- Genre: Educational game show
- Presented by: Nattee Kosolpisit
- Country of origin: Thailand
- Original language: Thai
- No. of seasons: 2

Production
- Production company: Workpoint Entertainment

Original release
- Network: Channel 5
- Release: 5 March 2011 – 23 February 2013

= Wittaya Subphayuth =

Wittaya Subphayuth (also spelled Vittaya, วิทยสัประยุทธ์, , /th/) is a Thai educational game show initiated and sponsored by the Institute for the Promotion of Teaching Science and Technology (IPST) and produced by Workpoint Entertainment under the vision and direction of IPST. The programme features competitions between upper-secondary school students to create a machine to perform various tasks. It was broadcast weekly on Channel 5, for two seasons, from 2011 to 2013.

==Production==
Wittaya Subphayuth is produced by Workpoint Entertainment in cooperation with its main sponsor, the Thai Ministry of Education's Institute for the Promotion of Teaching Science and Technology (IPST). The programme's stated objectives include to promote science education and to publicize the scientific potential of Thai students. It was broadcast weekly on Saturdays at 18:00 on Channel 5, beginning on 5 March 2011. It was shown for two seasons, the last episode being broadcast on 23 February 2013.

==Format==
The programme features upper-secondary student representatives from forty-eight schools countrywide, in teams of three, competing in single-elimination tournaments.

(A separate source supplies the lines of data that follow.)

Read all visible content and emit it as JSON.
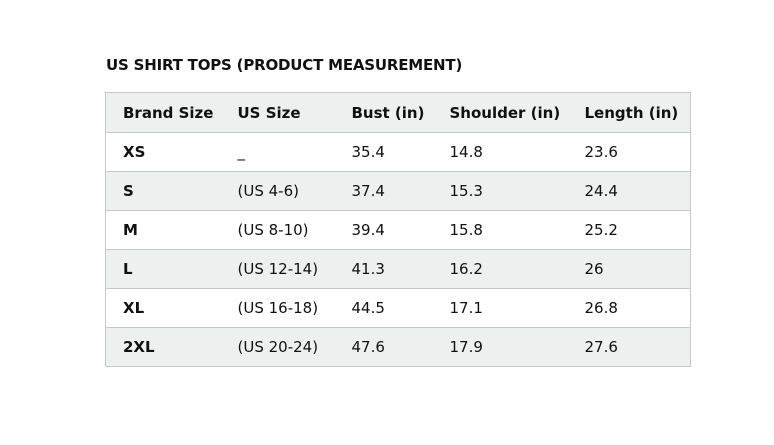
{
  "title": "US SHIRT TOPS (PRODUCT MEASUREMENT)",
  "table": {
    "headers": [
      "Brand Size",
      "US Size",
      "Bust (in)",
      "Shoulder (in)",
      "Length (in)"
    ],
    "rows": [
      [
        "XS",
        "_",
        "35.4",
        "14.8",
        "23.6"
      ],
      [
        "S",
        "(US 4-6)",
        "37.4",
        "15.3",
        "24.4"
      ],
      [
        "M",
        "(US 8-10)",
        "39.4",
        "15.8",
        "25.2"
      ],
      [
        "L",
        "(US 12-14)",
        "41.3",
        "16.2",
        "26"
      ],
      [
        "XL",
        "(US 16-18)",
        "44.5",
        "17.1",
        "26.8"
      ],
      [
        "2XL",
        "(US 20-24)",
        "47.6",
        "17.9",
        "27.6"
      ]
    ]
  }
}
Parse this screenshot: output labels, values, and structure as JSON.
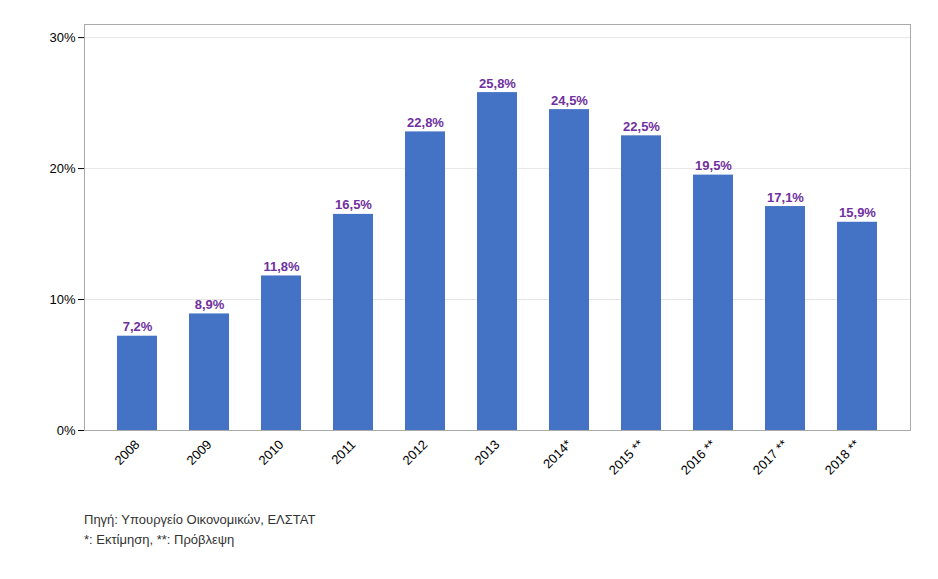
{
  "chart_data": {
    "type": "bar",
    "categories": [
      "2008",
      "2009",
      "2010",
      "2011",
      "2012",
      "2013",
      "2014*",
      "2015 **",
      "2016 **",
      "2017 **",
      "2018 **"
    ],
    "values": [
      7.2,
      8.9,
      11.8,
      16.5,
      22.8,
      25.8,
      24.5,
      22.5,
      19.5,
      17.1,
      15.9
    ],
    "value_labels": [
      "7,2%",
      "8,9%",
      "11,8%",
      "16,5%",
      "22,8%",
      "25,8%",
      "24,5%",
      "22,5%",
      "19,5%",
      "17,1%",
      "15,9%"
    ],
    "data_labels": true,
    "color": "#4472C4",
    "ylim": [
      0,
      31
    ],
    "yticks": [
      {
        "value": 0,
        "label": "0%"
      },
      {
        "value": 10,
        "label": "10%"
      },
      {
        "value": 20,
        "label": "20%"
      },
      {
        "value": 30,
        "label": "30%"
      }
    ],
    "grid": true,
    "annotations": [
      "Πηγή: Υπουργείο Οικονομικών, ΕΛΣΤΑΤ",
      "*: Εκτίμηση, **: Πρόβλεψη"
    ]
  }
}
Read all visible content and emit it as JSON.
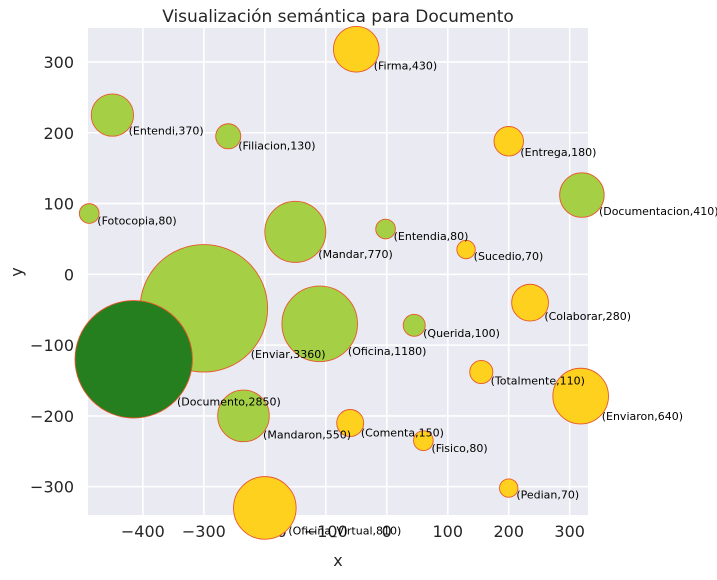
{
  "chart_data": {
    "type": "scatter",
    "title": "Visualización semántica para Documento",
    "xlabel": "x",
    "ylabel": "y",
    "xlim": [
      -490,
      330
    ],
    "ylim": [
      -340,
      348
    ],
    "xticks": [
      -400,
      -300,
      -200,
      -100,
      0,
      100,
      200,
      300
    ],
    "yticks": [
      -300,
      -200,
      -100,
      0,
      100,
      200,
      300
    ],
    "grid": true,
    "background": "#eaeaf2",
    "bubble_outline": "#e8572a",
    "colors": {
      "yellow": "#ffd11f",
      "lightgreen": "#a5d046",
      "darkgreen": "#267f1f"
    },
    "points": [
      {
        "word": "Firma",
        "value": 430,
        "x": -50,
        "y": 318,
        "color": "yellow"
      },
      {
        "word": "Entendi",
        "value": 370,
        "x": -450,
        "y": 225,
        "color": "lightgreen"
      },
      {
        "word": "Filiacion",
        "value": 130,
        "x": -260,
        "y": 195,
        "color": "lightgreen"
      },
      {
        "word": "Entrega",
        "value": 180,
        "x": 200,
        "y": 188,
        "color": "yellow"
      },
      {
        "word": "Documentacion",
        "value": 410,
        "x": 320,
        "y": 112,
        "color": "lightgreen"
      },
      {
        "word": "Fotocopia",
        "value": 80,
        "x": -488,
        "y": 86,
        "color": "lightgreen"
      },
      {
        "word": "Mandar",
        "value": 770,
        "x": -150,
        "y": 60,
        "color": "lightgreen"
      },
      {
        "word": "Entendia",
        "value": 80,
        "x": -2,
        "y": 64,
        "color": "lightgreen"
      },
      {
        "word": "Sucedio",
        "value": 70,
        "x": 130,
        "y": 35,
        "color": "yellow"
      },
      {
        "word": "Colaborar",
        "value": 280,
        "x": 235,
        "y": -40,
        "color": "yellow"
      },
      {
        "word": "Enviar",
        "value": 3360,
        "x": -300,
        "y": -48,
        "color": "lightgreen"
      },
      {
        "word": "Oficina",
        "value": 1180,
        "x": -110,
        "y": -70,
        "color": "lightgreen"
      },
      {
        "word": "Querida",
        "value": 100,
        "x": 45,
        "y": -72,
        "color": "lightgreen"
      },
      {
        "word": "Documento",
        "value": 2850,
        "x": -415,
        "y": -120,
        "color": "darkgreen"
      },
      {
        "word": "Totalmente",
        "value": 110,
        "x": 155,
        "y": -138,
        "color": "yellow"
      },
      {
        "word": "Enviaron",
        "value": 640,
        "x": 318,
        "y": -172,
        "color": "yellow"
      },
      {
        "word": "Mandaron",
        "value": 550,
        "x": -235,
        "y": -200,
        "color": "lightgreen"
      },
      {
        "word": "Comenta",
        "value": 150,
        "x": -60,
        "y": -210,
        "color": "yellow"
      },
      {
        "word": "Fisico",
        "value": 80,
        "x": 60,
        "y": -235,
        "color": "yellow"
      },
      {
        "word": "Pedian",
        "value": 70,
        "x": 200,
        "y": -302,
        "color": "yellow"
      },
      {
        "word": "Oficina_Virtual",
        "value": 810,
        "x": -200,
        "y": -330,
        "color": "yellow"
      }
    ]
  }
}
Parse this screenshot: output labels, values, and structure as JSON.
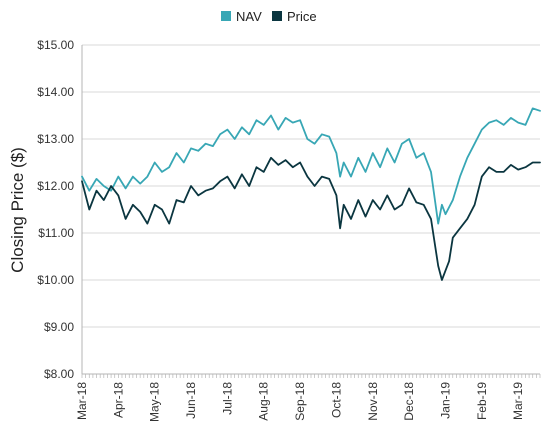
{
  "chart_data": {
    "type": "line",
    "title": "",
    "xlabel": "",
    "ylabel": "Closing Price ($)",
    "ylim": [
      8,
      15
    ],
    "y_ticks": [
      "$15.00",
      "$14.00",
      "$13.00",
      "$12.00",
      "$11.00",
      "$10.00",
      "$9.00",
      "$8.00"
    ],
    "y_tick_values": [
      15,
      14,
      13,
      12,
      11,
      10,
      9,
      8
    ],
    "x_ticks": [
      "Mar-18",
      "Apr-18",
      "May-18",
      "Jun-18",
      "Jul-18",
      "Aug-18",
      "Sep-18",
      "Oct-18",
      "Nov-18",
      "Dec-18",
      "Jan-19",
      "Feb-19",
      "Mar-19"
    ],
    "x_range_months": [
      0,
      12.6
    ],
    "grid": "horizontal",
    "legend_position": "top-center",
    "series": [
      {
        "name": "NAV",
        "color": "#38a7b5",
        "x": [
          0,
          0.2,
          0.4,
          0.6,
          0.8,
          1.0,
          1.2,
          1.4,
          1.6,
          1.8,
          2.0,
          2.2,
          2.4,
          2.6,
          2.8,
          3.0,
          3.2,
          3.4,
          3.6,
          3.8,
          4.0,
          4.2,
          4.4,
          4.6,
          4.8,
          5.0,
          5.2,
          5.4,
          5.6,
          5.8,
          6.0,
          6.2,
          6.4,
          6.6,
          6.8,
          7.0,
          7.1,
          7.2,
          7.4,
          7.6,
          7.8,
          8.0,
          8.2,
          8.4,
          8.6,
          8.8,
          9.0,
          9.2,
          9.4,
          9.6,
          9.8,
          9.9,
          10.0,
          10.2,
          10.4,
          10.6,
          10.8,
          11.0,
          11.2,
          11.4,
          11.6,
          11.8,
          12.0,
          12.2,
          12.4,
          12.6
        ],
        "values": [
          12.2,
          11.9,
          12.15,
          12.0,
          11.9,
          12.2,
          11.95,
          12.2,
          12.05,
          12.2,
          12.5,
          12.3,
          12.4,
          12.7,
          12.5,
          12.8,
          12.75,
          12.9,
          12.85,
          13.1,
          13.2,
          13.0,
          13.25,
          13.1,
          13.4,
          13.3,
          13.5,
          13.2,
          13.45,
          13.35,
          13.4,
          13.0,
          12.9,
          13.1,
          13.05,
          12.7,
          12.2,
          12.5,
          12.2,
          12.6,
          12.3,
          12.7,
          12.4,
          12.8,
          12.5,
          12.9,
          13.0,
          12.6,
          12.7,
          12.3,
          11.2,
          11.6,
          11.4,
          11.7,
          12.2,
          12.6,
          12.9,
          13.2,
          13.35,
          13.4,
          13.3,
          13.45,
          13.35,
          13.3,
          13.65,
          13.6
        ]
      },
      {
        "name": "Price",
        "color": "#0b3640",
        "x": [
          0,
          0.2,
          0.4,
          0.6,
          0.8,
          1.0,
          1.2,
          1.4,
          1.6,
          1.8,
          2.0,
          2.2,
          2.4,
          2.6,
          2.8,
          3.0,
          3.2,
          3.4,
          3.6,
          3.8,
          4.0,
          4.2,
          4.4,
          4.6,
          4.8,
          5.0,
          5.2,
          5.4,
          5.6,
          5.8,
          6.0,
          6.2,
          6.4,
          6.6,
          6.8,
          7.0,
          7.1,
          7.2,
          7.4,
          7.6,
          7.8,
          8.0,
          8.2,
          8.4,
          8.6,
          8.8,
          9.0,
          9.2,
          9.4,
          9.6,
          9.8,
          9.9,
          10.0,
          10.1,
          10.2,
          10.4,
          10.6,
          10.8,
          11.0,
          11.2,
          11.4,
          11.6,
          11.8,
          12.0,
          12.2,
          12.4,
          12.6
        ],
        "values": [
          12.1,
          11.5,
          11.9,
          11.7,
          12.0,
          11.8,
          11.3,
          11.6,
          11.45,
          11.2,
          11.6,
          11.5,
          11.2,
          11.7,
          11.65,
          12.0,
          11.8,
          11.9,
          11.95,
          12.1,
          12.2,
          11.95,
          12.25,
          12.0,
          12.4,
          12.3,
          12.6,
          12.45,
          12.55,
          12.4,
          12.5,
          12.2,
          12.0,
          12.2,
          12.15,
          11.8,
          11.1,
          11.6,
          11.3,
          11.7,
          11.35,
          11.7,
          11.5,
          11.8,
          11.5,
          11.6,
          11.95,
          11.65,
          11.6,
          11.3,
          10.3,
          10.0,
          10.2,
          10.4,
          10.9,
          11.1,
          11.3,
          11.6,
          12.2,
          12.4,
          12.3,
          12.3,
          12.45,
          12.35,
          12.4,
          12.5,
          12.5
        ]
      }
    ]
  }
}
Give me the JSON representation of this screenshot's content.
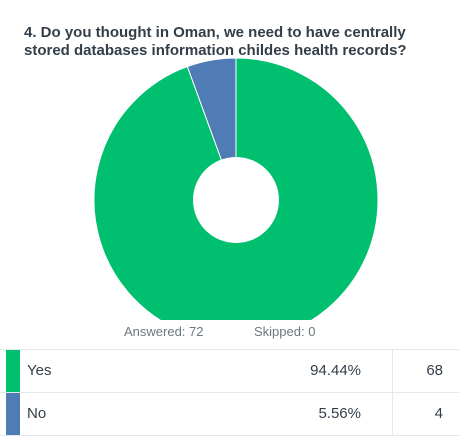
{
  "question": "4. Do you thought in Oman, we need to have centrally stored databases information childes health records?",
  "summary": {
    "answered": "Answered: 72",
    "skipped": "Skipped: 0"
  },
  "chart_data": {
    "type": "pie",
    "donut": true,
    "categories": [
      "Yes",
      "No"
    ],
    "values": [
      94.44,
      5.56
    ],
    "counts": [
      68,
      4
    ],
    "percent_labels": [
      "94.44%",
      "5.56%"
    ],
    "colors": [
      "#00bf6f",
      "#507cb6"
    ]
  }
}
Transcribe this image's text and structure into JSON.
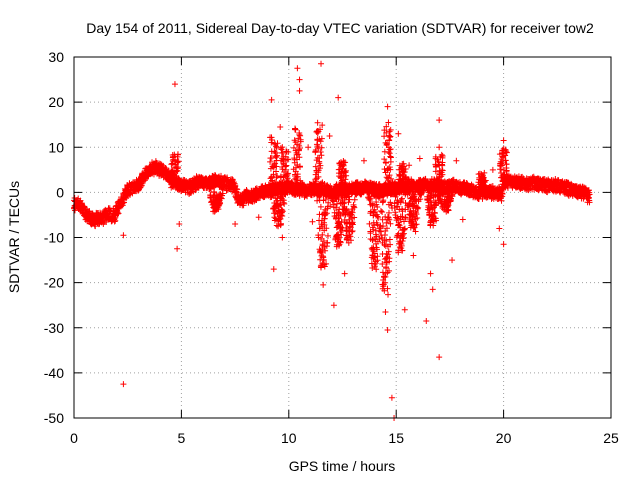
{
  "chart_data": {
    "type": "scatter",
    "title": "Day 154 of 2011, Sidereal Day-to-day VTEC variation (SDTVAR) for receiver tow2",
    "xlabel": "GPS time / hours",
    "ylabel": "SDTVAR / TECUs",
    "xlim": [
      0,
      25
    ],
    "ylim": [
      -50,
      30
    ],
    "xticks": [
      0,
      5,
      10,
      15,
      20,
      25
    ],
    "yticks": [
      -50,
      -40,
      -30,
      -20,
      -10,
      0,
      10,
      20,
      30
    ],
    "grid": true,
    "marker": "+",
    "color": "#ff0000",
    "series": [
      {
        "name": "SDTVAR",
        "baseline": [
          [
            0.0,
            -2.5
          ],
          [
            0.3,
            -3.0
          ],
          [
            0.5,
            -4.5
          ],
          [
            0.8,
            -6.0
          ],
          [
            1.2,
            -6.0
          ],
          [
            1.6,
            -5.0
          ],
          [
            1.9,
            -5.0
          ],
          [
            2.2,
            -2.0
          ],
          [
            2.5,
            0.5
          ],
          [
            2.8,
            1.0
          ],
          [
            3.0,
            1.5
          ],
          [
            3.2,
            3.0
          ],
          [
            3.5,
            5.0
          ],
          [
            3.8,
            5.5
          ],
          [
            4.0,
            5.0
          ],
          [
            4.3,
            4.0
          ],
          [
            4.6,
            3.5
          ],
          [
            4.8,
            2.0
          ],
          [
            5.0,
            1.5
          ],
          [
            5.4,
            1.0
          ],
          [
            5.8,
            2.5
          ],
          [
            6.2,
            2.0
          ],
          [
            6.6,
            2.5
          ],
          [
            7.0,
            2.0
          ],
          [
            7.4,
            1.5
          ],
          [
            7.7,
            -2.0
          ],
          [
            8.0,
            -1.0
          ],
          [
            8.4,
            -0.5
          ],
          [
            8.8,
            0.0
          ],
          [
            9.2,
            0.5
          ],
          [
            9.6,
            1.0
          ],
          [
            10.0,
            1.0
          ],
          [
            10.4,
            0.5
          ],
          [
            10.8,
            0.5
          ],
          [
            11.2,
            1.0
          ],
          [
            11.6,
            0.5
          ],
          [
            12.0,
            0.0
          ],
          [
            12.4,
            0.5
          ],
          [
            12.8,
            0.5
          ],
          [
            13.2,
            1.0
          ],
          [
            13.6,
            1.0
          ],
          [
            14.0,
            0.5
          ],
          [
            14.4,
            0.5
          ],
          [
            14.8,
            1.0
          ],
          [
            15.2,
            1.0
          ],
          [
            15.6,
            1.5
          ],
          [
            16.0,
            1.0
          ],
          [
            16.4,
            1.5
          ],
          [
            16.8,
            1.5
          ],
          [
            17.2,
            1.0
          ],
          [
            17.6,
            1.5
          ],
          [
            18.0,
            1.0
          ],
          [
            18.4,
            0.5
          ],
          [
            18.8,
            0.0
          ],
          [
            19.2,
            0.0
          ],
          [
            19.6,
            0.0
          ],
          [
            19.9,
            -0.5
          ],
          [
            20.0,
            2.5
          ],
          [
            20.4,
            2.5
          ],
          [
            20.8,
            2.0
          ],
          [
            21.2,
            2.0
          ],
          [
            21.6,
            2.0
          ],
          [
            22.0,
            1.5
          ],
          [
            22.4,
            1.5
          ],
          [
            22.8,
            1.0
          ],
          [
            23.2,
            0.5
          ],
          [
            23.6,
            0.0
          ],
          [
            24.0,
            -1.0
          ]
        ],
        "dips": [
          [
            6.6,
            0.0,
            -4.0
          ],
          [
            9.5,
            0.5,
            -7.0
          ],
          [
            11.6,
            0.5,
            -17.0
          ],
          [
            12.3,
            0.0,
            -12.0
          ],
          [
            12.8,
            0.0,
            -11.0
          ],
          [
            14.0,
            0.0,
            -17.0
          ],
          [
            14.5,
            0.0,
            -22.0
          ],
          [
            15.2,
            0.0,
            -13.0
          ],
          [
            15.8,
            0.0,
            -8.0
          ],
          [
            16.7,
            0.5,
            -7.0
          ],
          [
            17.3,
            0.5,
            -4.0
          ]
        ],
        "spikes": [
          [
            4.7,
            1.0,
            9.0
          ],
          [
            9.3,
            0.0,
            12.0
          ],
          [
            9.8,
            0.5,
            10.0
          ],
          [
            10.4,
            1.0,
            14.0
          ],
          [
            11.4,
            0.5,
            15.0
          ],
          [
            12.5,
            0.5,
            7.0
          ],
          [
            14.6,
            0.5,
            15.0
          ],
          [
            15.3,
            1.0,
            6.0
          ],
          [
            16.2,
            1.0,
            3.0
          ],
          [
            17.0,
            1.0,
            8.0
          ],
          [
            19.0,
            0.5,
            4.0
          ],
          [
            20.0,
            2.0,
            10.0
          ]
        ],
        "outliers": [
          [
            2.3,
            -42.5
          ],
          [
            4.7,
            24.0
          ],
          [
            4.8,
            -12.5
          ],
          [
            2.3,
            -9.5
          ],
          [
            9.2,
            20.5
          ],
          [
            9.3,
            -17.0
          ],
          [
            10.4,
            27.5
          ],
          [
            10.5,
            22.5
          ],
          [
            10.5,
            25.0
          ],
          [
            11.5,
            28.5
          ],
          [
            12.3,
            21.0
          ],
          [
            12.1,
            -25.0
          ],
          [
            11.6,
            -20.5
          ],
          [
            14.6,
            19.0
          ],
          [
            14.8,
            -45.5
          ],
          [
            14.9,
            -50.0
          ],
          [
            14.5,
            -26.5
          ],
          [
            14.6,
            -30.5
          ],
          [
            15.1,
            13.0
          ],
          [
            15.4,
            -26.0
          ],
          [
            16.4,
            -28.5
          ],
          [
            16.6,
            -18.0
          ],
          [
            17.0,
            16.0
          ],
          [
            17.0,
            -36.5
          ],
          [
            17.0,
            10.0
          ],
          [
            17.6,
            -15.0
          ],
          [
            16.7,
            -21.5
          ],
          [
            15.8,
            -14.0
          ],
          [
            20.0,
            11.5
          ],
          [
            20.0,
            -11.5
          ],
          [
            19.5,
            5.0
          ],
          [
            18.5,
            0.5
          ],
          [
            15.6,
            6.0
          ],
          [
            13.5,
            7.0
          ],
          [
            16.1,
            7.5
          ],
          [
            17.8,
            7.0
          ],
          [
            9.6,
            14.5
          ],
          [
            10.9,
            10.0
          ],
          [
            11.9,
            12.5
          ],
          [
            8.6,
            -5.5
          ],
          [
            7.5,
            -7.0
          ],
          [
            4.9,
            -7.0
          ],
          [
            13.9,
            -14.0
          ],
          [
            12.6,
            -18.0
          ],
          [
            9.7,
            -10.0
          ],
          [
            11.1,
            -6.5
          ],
          [
            18.1,
            -6.0
          ],
          [
            19.8,
            -8.0
          ]
        ]
      }
    ]
  }
}
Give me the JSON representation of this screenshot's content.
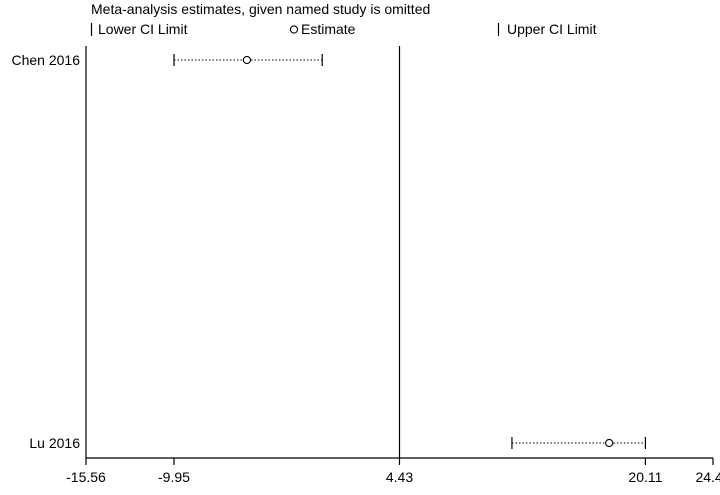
{
  "chart_data": {
    "type": "scatter",
    "title": "Meta-analysis estimates, given named study is omitted",
    "legend": {
      "placement": "top",
      "entries": [
        {
          "symbol": "lower-ci-tick",
          "label": "Lower CI Limit"
        },
        {
          "symbol": "estimate-circle",
          "label": "Estimate"
        },
        {
          "symbol": "upper-ci-tick",
          "label": "Upper CI Limit"
        }
      ]
    },
    "studies": [
      {
        "label": "Chen 2016",
        "lower": -9.95,
        "estimate": -5.3,
        "upper": -0.5
      },
      {
        "label": "Lu 2016",
        "lower": 11.6,
        "estimate": 17.8,
        "upper": 20.11
      }
    ],
    "xlim": [
      -15.56,
      24.42
    ],
    "x_ticks": [
      -15.56,
      -9.95,
      4.43,
      20.11,
      24.42
    ],
    "x_tick_labels": [
      "-15.56",
      "-9.95",
      "4.43",
      "20.11",
      "24.42"
    ],
    "reference_line": 4.43,
    "xlabel": "",
    "ylabel": "",
    "grid": false
  }
}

Each episode consists of a match between two schools, whose teams are assigned to design and build a machine to complete a specific task, sometimes in Rube Goldberg fashion. For example, the problem for the episode broadcast on 27 August 2011 was to determine the weight of a tuk-tuk using a regular market weighing scale.

The programme is presented by Nattee Kosolpisit. Each episode consists of four sections: two showing each team's construction of the machine, one showing the competitors' presentations of their machines' concepts, and one showing actual application of the machines. The teams are scored depending on their success in completing the task, as well as by audience votes and by a panel of three or four judges, depending on the round. The two regular judges are Surachate Limkumnerd and Worawarong Rakreungdet, physicists at Chulalongkorn University and King Mongkut's University of Technology Thonburi, respectively.

==Reception and results==
Wittaya Subphayuth won the Best Game or Quiz Programme category in the 2011 Asian Television Awards, beating India Minute to Win It Season 1 (Episode 2) and Workpoint's other nominee Ratcharod Ma Koey. It also won Thailand's Golden Television Award in the general educational programme category.

The first season, which concluded on 10 March 2012, was won by students from the Prince Royal's College, Chiang Mai.